Selon lui, les revendications des anglophones sont claires et anciennes, notamment la transparence sur la gestion des ressources pétrolières et un véritable partage du pouvoir. Il rappelle que les accords politiques issus de Foumban prévoyaient un équilibre qui, à ses yeux, n’a jamais été respecté.
Chantal Roger Tulé déplore l’absence quasi totale des anglophones dans les postes stratégiques de l’État. Il cite notamment l’inexistence de ministres d’État issus des régions anglophones, l’absence de portefeuilles clés comme les Finances, la Défense ou la Sûreté nationale, ainsi que le manque de responsabilités réelles confiées à leurs représentants au sein du gouvernement.

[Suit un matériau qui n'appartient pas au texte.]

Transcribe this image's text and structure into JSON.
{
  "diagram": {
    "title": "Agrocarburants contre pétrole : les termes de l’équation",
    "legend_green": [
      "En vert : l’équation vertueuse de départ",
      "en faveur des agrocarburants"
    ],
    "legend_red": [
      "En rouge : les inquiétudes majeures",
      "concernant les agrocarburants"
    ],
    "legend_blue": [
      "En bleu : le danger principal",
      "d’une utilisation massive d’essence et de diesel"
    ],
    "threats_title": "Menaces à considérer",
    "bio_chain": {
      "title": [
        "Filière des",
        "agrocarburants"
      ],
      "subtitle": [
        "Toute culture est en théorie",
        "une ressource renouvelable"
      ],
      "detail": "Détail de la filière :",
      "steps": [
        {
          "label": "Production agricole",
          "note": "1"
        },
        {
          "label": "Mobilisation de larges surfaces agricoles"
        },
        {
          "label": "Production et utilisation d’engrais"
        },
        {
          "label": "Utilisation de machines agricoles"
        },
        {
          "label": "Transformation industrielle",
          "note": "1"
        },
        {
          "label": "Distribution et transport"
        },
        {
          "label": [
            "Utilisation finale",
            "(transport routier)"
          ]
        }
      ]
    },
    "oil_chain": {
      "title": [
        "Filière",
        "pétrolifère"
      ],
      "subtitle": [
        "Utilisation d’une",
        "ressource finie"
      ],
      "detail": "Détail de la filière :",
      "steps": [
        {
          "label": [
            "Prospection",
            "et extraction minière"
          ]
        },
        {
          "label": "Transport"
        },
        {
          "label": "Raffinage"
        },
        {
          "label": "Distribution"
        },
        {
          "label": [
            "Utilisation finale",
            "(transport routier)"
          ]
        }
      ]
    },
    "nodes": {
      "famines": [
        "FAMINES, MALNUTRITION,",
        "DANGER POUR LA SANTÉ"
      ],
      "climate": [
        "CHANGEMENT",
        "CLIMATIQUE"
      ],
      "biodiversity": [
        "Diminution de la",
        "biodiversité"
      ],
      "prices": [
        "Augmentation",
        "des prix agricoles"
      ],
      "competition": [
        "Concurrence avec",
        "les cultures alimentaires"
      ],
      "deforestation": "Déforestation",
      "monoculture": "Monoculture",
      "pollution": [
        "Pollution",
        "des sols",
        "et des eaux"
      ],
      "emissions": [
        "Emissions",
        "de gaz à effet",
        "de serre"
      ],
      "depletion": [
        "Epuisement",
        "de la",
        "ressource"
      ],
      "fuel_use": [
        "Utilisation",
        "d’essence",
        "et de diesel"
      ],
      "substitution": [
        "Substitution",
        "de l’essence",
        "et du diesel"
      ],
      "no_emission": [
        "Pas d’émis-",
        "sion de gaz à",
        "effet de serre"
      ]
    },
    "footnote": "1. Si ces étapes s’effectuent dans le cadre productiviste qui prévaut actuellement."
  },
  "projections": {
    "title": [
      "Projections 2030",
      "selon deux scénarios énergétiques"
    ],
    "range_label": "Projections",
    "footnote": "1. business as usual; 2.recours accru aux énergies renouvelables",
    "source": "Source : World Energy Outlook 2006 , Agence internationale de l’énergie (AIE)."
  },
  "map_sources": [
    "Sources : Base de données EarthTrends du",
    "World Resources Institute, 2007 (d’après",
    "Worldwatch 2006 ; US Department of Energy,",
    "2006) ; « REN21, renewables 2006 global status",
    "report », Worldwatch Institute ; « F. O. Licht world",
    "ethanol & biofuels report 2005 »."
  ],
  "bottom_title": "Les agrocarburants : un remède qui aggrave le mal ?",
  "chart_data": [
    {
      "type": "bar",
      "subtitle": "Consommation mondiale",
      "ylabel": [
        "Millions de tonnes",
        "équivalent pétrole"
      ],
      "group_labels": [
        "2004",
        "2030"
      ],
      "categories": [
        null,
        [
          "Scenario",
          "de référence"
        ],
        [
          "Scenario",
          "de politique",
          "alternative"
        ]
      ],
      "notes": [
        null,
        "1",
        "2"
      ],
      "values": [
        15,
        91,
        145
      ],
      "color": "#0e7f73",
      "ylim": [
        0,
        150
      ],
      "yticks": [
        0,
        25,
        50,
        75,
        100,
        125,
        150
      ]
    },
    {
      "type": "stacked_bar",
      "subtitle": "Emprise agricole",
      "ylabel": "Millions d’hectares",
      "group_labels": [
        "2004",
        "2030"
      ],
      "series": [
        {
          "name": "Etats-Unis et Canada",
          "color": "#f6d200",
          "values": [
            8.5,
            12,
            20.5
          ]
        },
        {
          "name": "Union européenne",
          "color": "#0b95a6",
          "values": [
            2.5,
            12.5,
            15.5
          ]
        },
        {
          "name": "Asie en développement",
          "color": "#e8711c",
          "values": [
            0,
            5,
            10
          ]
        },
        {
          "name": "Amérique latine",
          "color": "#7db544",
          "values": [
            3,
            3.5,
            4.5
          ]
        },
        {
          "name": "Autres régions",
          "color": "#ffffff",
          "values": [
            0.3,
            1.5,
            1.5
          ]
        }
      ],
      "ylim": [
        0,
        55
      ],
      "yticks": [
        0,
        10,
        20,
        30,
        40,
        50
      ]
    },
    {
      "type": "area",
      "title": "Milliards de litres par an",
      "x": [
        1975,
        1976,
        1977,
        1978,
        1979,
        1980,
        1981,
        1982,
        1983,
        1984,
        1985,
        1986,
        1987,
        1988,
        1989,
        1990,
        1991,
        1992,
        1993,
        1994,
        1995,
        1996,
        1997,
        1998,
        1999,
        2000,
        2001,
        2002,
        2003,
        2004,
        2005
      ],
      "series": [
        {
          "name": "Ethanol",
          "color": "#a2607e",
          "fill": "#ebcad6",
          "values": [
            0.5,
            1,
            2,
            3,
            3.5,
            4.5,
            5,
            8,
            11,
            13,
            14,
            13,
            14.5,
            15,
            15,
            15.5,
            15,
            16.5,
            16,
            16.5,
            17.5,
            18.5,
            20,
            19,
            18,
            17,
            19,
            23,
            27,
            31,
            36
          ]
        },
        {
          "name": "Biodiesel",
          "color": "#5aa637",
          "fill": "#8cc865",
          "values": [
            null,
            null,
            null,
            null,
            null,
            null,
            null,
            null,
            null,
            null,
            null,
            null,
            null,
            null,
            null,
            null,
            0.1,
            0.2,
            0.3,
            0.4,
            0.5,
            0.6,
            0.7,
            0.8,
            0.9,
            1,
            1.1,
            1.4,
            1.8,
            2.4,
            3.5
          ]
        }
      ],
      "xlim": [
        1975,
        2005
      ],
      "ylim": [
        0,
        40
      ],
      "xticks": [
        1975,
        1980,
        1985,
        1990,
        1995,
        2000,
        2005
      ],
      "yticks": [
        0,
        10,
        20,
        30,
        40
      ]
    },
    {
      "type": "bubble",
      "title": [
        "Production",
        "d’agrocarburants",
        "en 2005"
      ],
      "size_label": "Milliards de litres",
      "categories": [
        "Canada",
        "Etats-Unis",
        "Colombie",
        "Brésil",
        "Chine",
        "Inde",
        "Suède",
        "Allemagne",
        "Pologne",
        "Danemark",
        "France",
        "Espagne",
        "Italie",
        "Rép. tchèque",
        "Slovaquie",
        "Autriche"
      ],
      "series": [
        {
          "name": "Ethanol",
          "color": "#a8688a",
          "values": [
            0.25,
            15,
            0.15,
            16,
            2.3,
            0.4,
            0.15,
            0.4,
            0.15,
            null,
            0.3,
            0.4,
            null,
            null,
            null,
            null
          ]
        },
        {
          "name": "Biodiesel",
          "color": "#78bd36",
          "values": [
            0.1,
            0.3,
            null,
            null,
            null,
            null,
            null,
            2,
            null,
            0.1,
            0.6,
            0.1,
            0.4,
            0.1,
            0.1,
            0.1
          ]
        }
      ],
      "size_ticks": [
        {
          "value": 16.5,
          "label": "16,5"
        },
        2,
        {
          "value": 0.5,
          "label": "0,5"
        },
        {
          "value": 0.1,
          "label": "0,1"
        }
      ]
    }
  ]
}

Il critique également la gestion de la décentralisation, estimant que même lorsqu’un ministère y est associé, celui-ci est vidé de sa substance ou confié à des responsables francophones, ce qui, selon lui, vide le concept de son sens.
Le leader politique s’interroge enfin sur la destination des revenus pétroliers et sur les raisons pour lesquelles certains acteurs semblent s’accommoder de la poursuite du conflit, laissant entendre que la guerre profite à des intérêts financiers.
Se présentant comme président d’un parti politique et acteur engagé pour l’avenir du pays, Chantal Roger Tulé affirme assumer pleinement ses propos et annonce qu’il continuera à s’exprimer sur ces questions.
Le conflit dans les régions anglophones du Cameroun a éclaté en 2016 et s’est transformé en crise armée, faisant des milliers de victimes et provoquant d’importants déplacements de populations. Malgré des tentatives de dialogue et des promesses de réformes institutionnelles, les critiques sur le partage du pouvoir, la gestion des ressources et la représentation politique des anglophones persistent au sein de l’opposition et de la société civile.